The issue of Iran’s nuclearisation
- The China- Russia-Western Alignment: Against that of a potential nuclearization of Iran. Iran is viewed as a threshold nuclear state, i.e., being very close to attaining weapons capability.
- Successful election of Masoud Pezeshkian: A now tempered moderate President, and his selection of some reformists including familiar names such as Abbas Araghchi as Foreign Minister, may raise hope in the P5+1 capitals that nuclear negotiations could be brought back to life.
- China would like an Iranian leader: Who maintains the country’s anti-West and anti-U.S. position, but perhaps not one that prioritises crossing the proverbial red-line and attaining nuclear weapons.
Regional realities
- The Russia-West differences: Russians are already more ingrained and aggressive in tactically undermining western power compared to a still risk-averse Beijing.
- Global South relations: Moscow has managed well with the Global South in maintaining a workable position regarding Ukraine,
- African presence: Russia’s intelligence and military apparatus has mobilised in areas such as western Africa to challenge a long-standing American and European presence.
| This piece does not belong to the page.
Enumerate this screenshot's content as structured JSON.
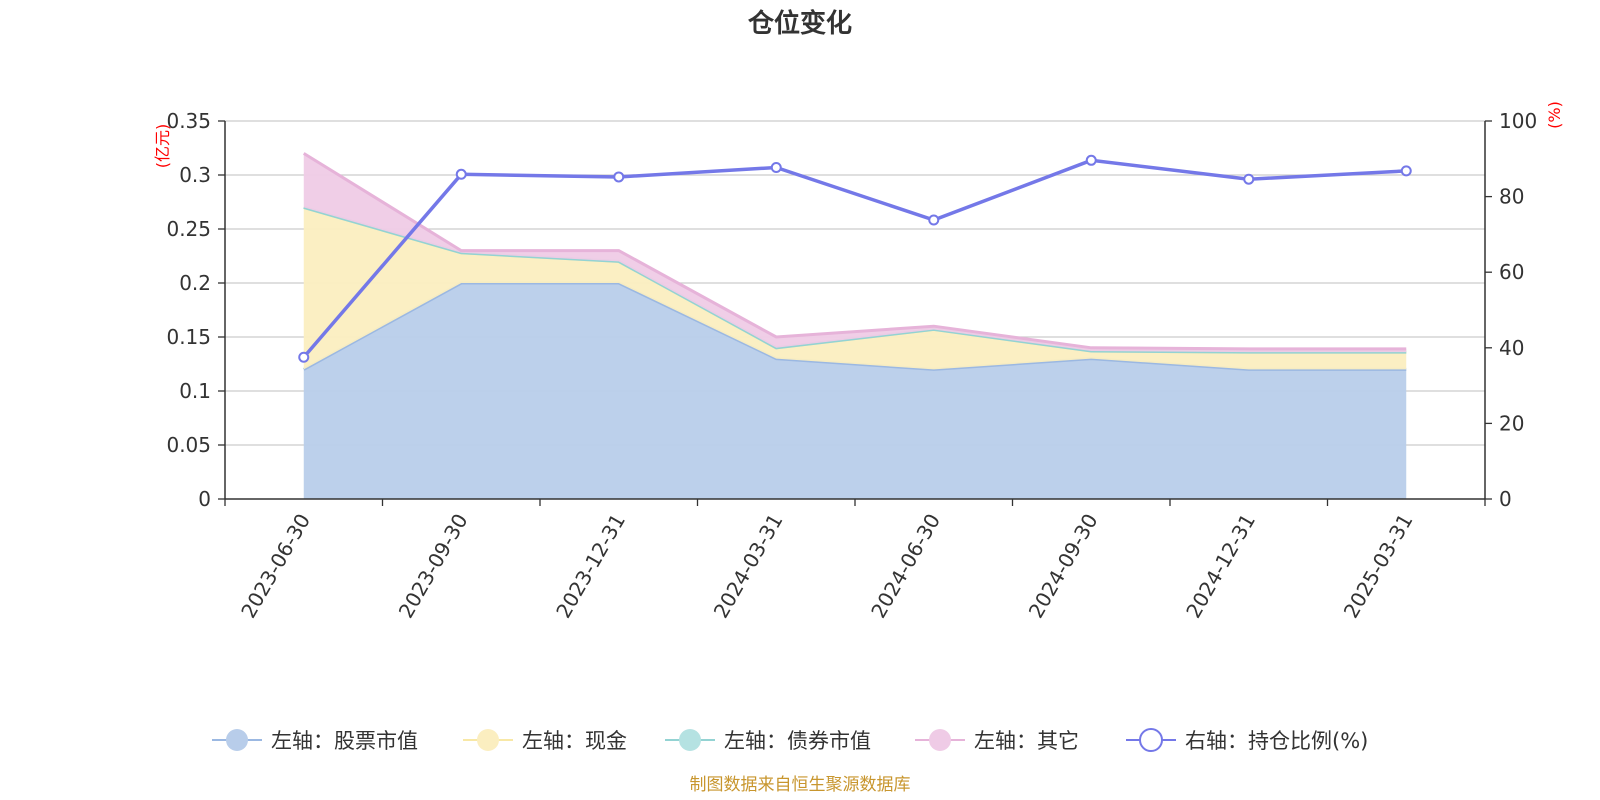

- West Asian Presence: In West Asia, recent reports have suggested a Russian intelligence presence in Yemen, to help the Houthis as they disrupt global trade traversing through the Red Sea where even India had to deploy a significant naval presence to protect its ships.
- US equations with Syria and Iraq regions: These are the regional realities as to why the U.S. remains adamant in preserving its small deployments on the ground in Syria and Iraq. An exit now would look like ceding one of its final bastions of power projection in the region.
Conclusion
For the chaos mentioned above to continue to deliver for China and Russia, it would be important for Iran not to get embroiled in a traditional war with Israel. However, it may well be difficult for Tehran not to respond to Haniyeh’s killing. This is not only because it would make it look weak, but also because those proxies fighting on its behalf for years, including the likes of Hezbollah in Lebanon, are going to demand that the Iranian leadership perform a strong response.